Ahora bien, el último hito de degradación democrática tuvo lugar ayer en Ginebra, cuando se consumó el sometimiento voluntario del Gobierno de España -no del PSOE: los acuerdos que se alcancen necesitarán impulso del Consejo de Ministros- a una fiscalización extraparlamentaria por parte de una figura extranjera de sus negociaciones con el prófugo Carles Puigdemont. La cita vino precedida de una patética teatralización del secretismo protagonizada por Santos Cerdán y Míriam Nogueras, que acudieron al encuentro pretendidamente confidencial con atuendo informal, como si lo hicieran a escondidas, pero a cara descubierta y en un vuelo ordinario de Iberia que viajaba lleno.
Se trata, en realidad y nuevamente, de hacer ostentación del escarnio institucional, que se completa con la designación como verificador de un salvadoreño que al parecer participó en las negociaciones del Gobierno de Colombia con la guerrilla terrorista de las FARC. Este cuajo es la herramienta del PSOE para disimular su propia debilidad. Y para Junts es la oportunidad de exhibir continuadamente la “cabeza de caballo” que Puigdemont ha convertido ya en el epítome moral de la legislatura. La expectativa de un “acuerdo de paz” que desborde por completo el marco constitucional queda ya permanentemente abierta. El empeño desde el corazón del poder en rebajar la imagen exterior de España a la de una democracia imperfecta con un conflicto de identidad nacional irresoluble tendrá probablemente consecuencias perennes, pero también debería ser el síntoma que alertase de la deriva populista a la que un partido de la socialdemocracia europea está conduciendo a la cuarta economía del continente.
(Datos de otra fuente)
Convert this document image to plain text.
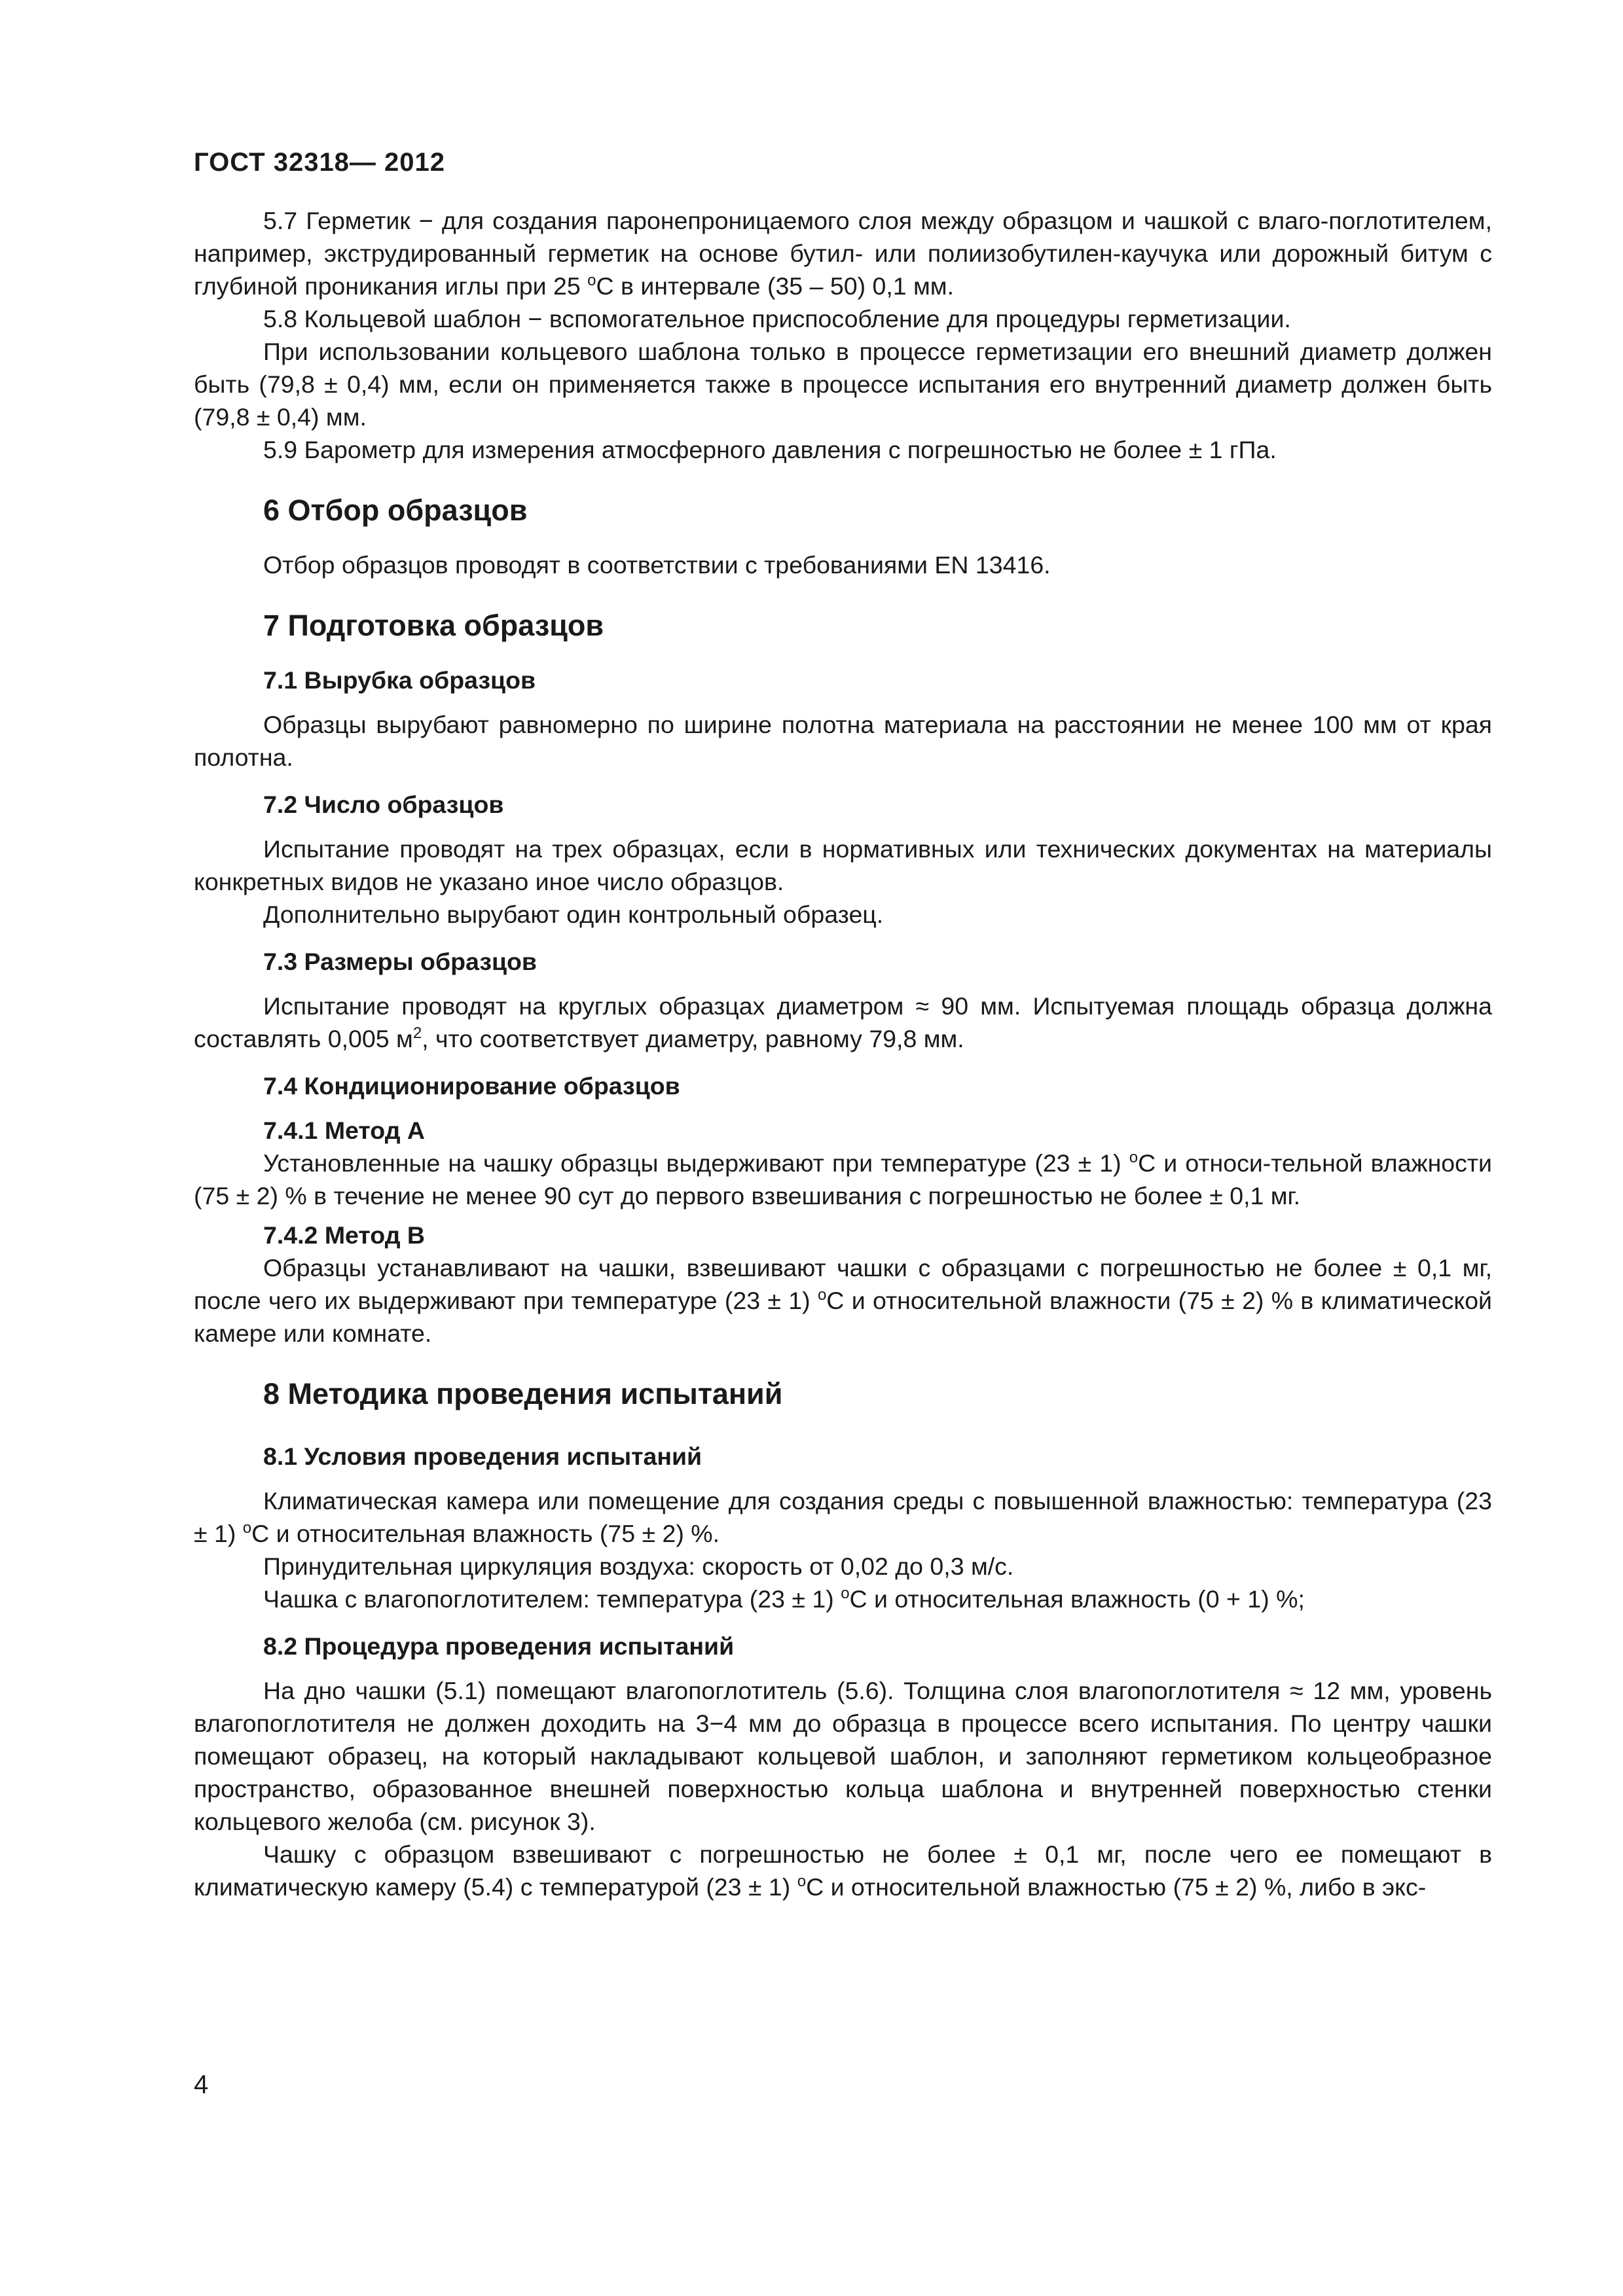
ГОСТ 32318— 2012

5.7 Герметик − для создания паронепроницаемого слоя между образцом и чашкой с влаго-поглотителем, например, экструдированный герметик на основе бутил- или полиизобутилен-каучука или дорожный битум с глубиной проникания иглы при 25 $^о$С в интервале (35 – 50) 0,1 мм.

5.8 Кольцевой шаблон − вспомогательное приспособление для процедуры герметизации.

При использовании кольцевого шаблона только в процессе герметизации его внешний диаметр должен быть (79,8 ± 0,4) мм, если он применяется также в процессе испытания его внутренний диаметр должен быть (79,8 ± 0,4) мм.

5.9 Барометр для измерения атмосферного давления с погрешностью не более ± 1 гПа.

6 Отбор образцов

Отбор образцов проводят в соответствии с требованиями EN 13416.

7 Подготовка образцов
7.1 Вырубка образцов

Образцы вырубают равномерно по ширине полотна материала на расстоянии не менее 100 мм от края полотна.

7.2 Число образцов

Испытание проводят на трех образцах, если в нормативных или технических документах на материалы конкретных видов не указано иное число образцов.

Дополнительно вырубают один контрольный образец.

7.3 Размеры образцов

Испытание проводят на круглых образцах диаметром ≈ 90 мм. Испытуемая площадь образца должна составлять 0,005 $м^2$, что соответствует диаметру, равному 79,8 мм.

7.4 Кондиционирование образцов
7.4.1 Метод А

Установленные на чашку образцы выдерживают при температуре (23 ± 1) $^о$С и относи-тельной влажности (75 ± 2) % в течение не менее 90 сут до первого взвешивания с погрешностью не более ± 0,1 мг.

7.4.2 Метод В

Образцы устанавливают на чашки, взвешивают чашки с образцами с погрешностью не более ± 0,1 мг, после чего их выдерживают при температуре (23 ± 1) $^о$С и относительной влажности (75 ± 2) % в климатической камере или комнате.

8 Методика проведения испытаний
8.1 Условия проведения испытаний

Климатическая камера или помещение для создания среды с повышенной влажностью: температура (23 ± 1) $^о$С и относительная влажность (75 ± 2) %.

Принудительная циркуляция воздуха: скорость от 0,02 до 0,3 м/с.

Чашка с влагопоглотителем: температура (23 ± 1) $^о$С и относительная влажность (0 + 1) %;

8.2 Процедура проведения испытаний

На дно чашки (5.1) помещают влагопоглотитель (5.6). Толщина слоя влагопоглотителя ≈ 12 мм, уровень влагопоглотителя не должен доходить на 3−4 мм до образца в процессе всего испытания. По центру чашки помещают образец, на который накладывают кольцевой шаблон, и заполняют герметиком кольцеобразное пространство, образованное внешней поверхностью кольца шаблона и внутренней поверхностью стенки кольцевого желоба (см. рисунок 3).

Чашку с образцом взвешивают с погрешностью не более ± 0,1 мг, после чего ее помещают в климатическую камеру (5.4) с температурой (23 ± 1) $^о$С и относительной влажностью (75 ± 2) %, либо в экс-

4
España conserva la esperanza en el vigor de su cultura democrática, de su sentido de la responsabilidad ciudadana y de la conciencia moral compartida en torno a unos valores. La sentencia del Tribunal Supremo que esta semana descabalgó a Magdalena Valerio de la presidencia del Consejo de Estado tras un recurso de la Fundación Hay Derecho -cuya secretaria general es nuestra colaboradora Elisa de la Nuez– es algo más que una nueva desautorización al Gobierno: representa un éxito de la sociedad civil y una puerta abierta a que las entidades que contribuyen de manera independiente y sin ánimo de lucro a un interés público y social puedan incorporarse a la imprescindible tarea de establecer límites a la arbitrariedad del poder. Así sucede en las democracias más avanzadas, que es a lo que los ciudadanos aspiran.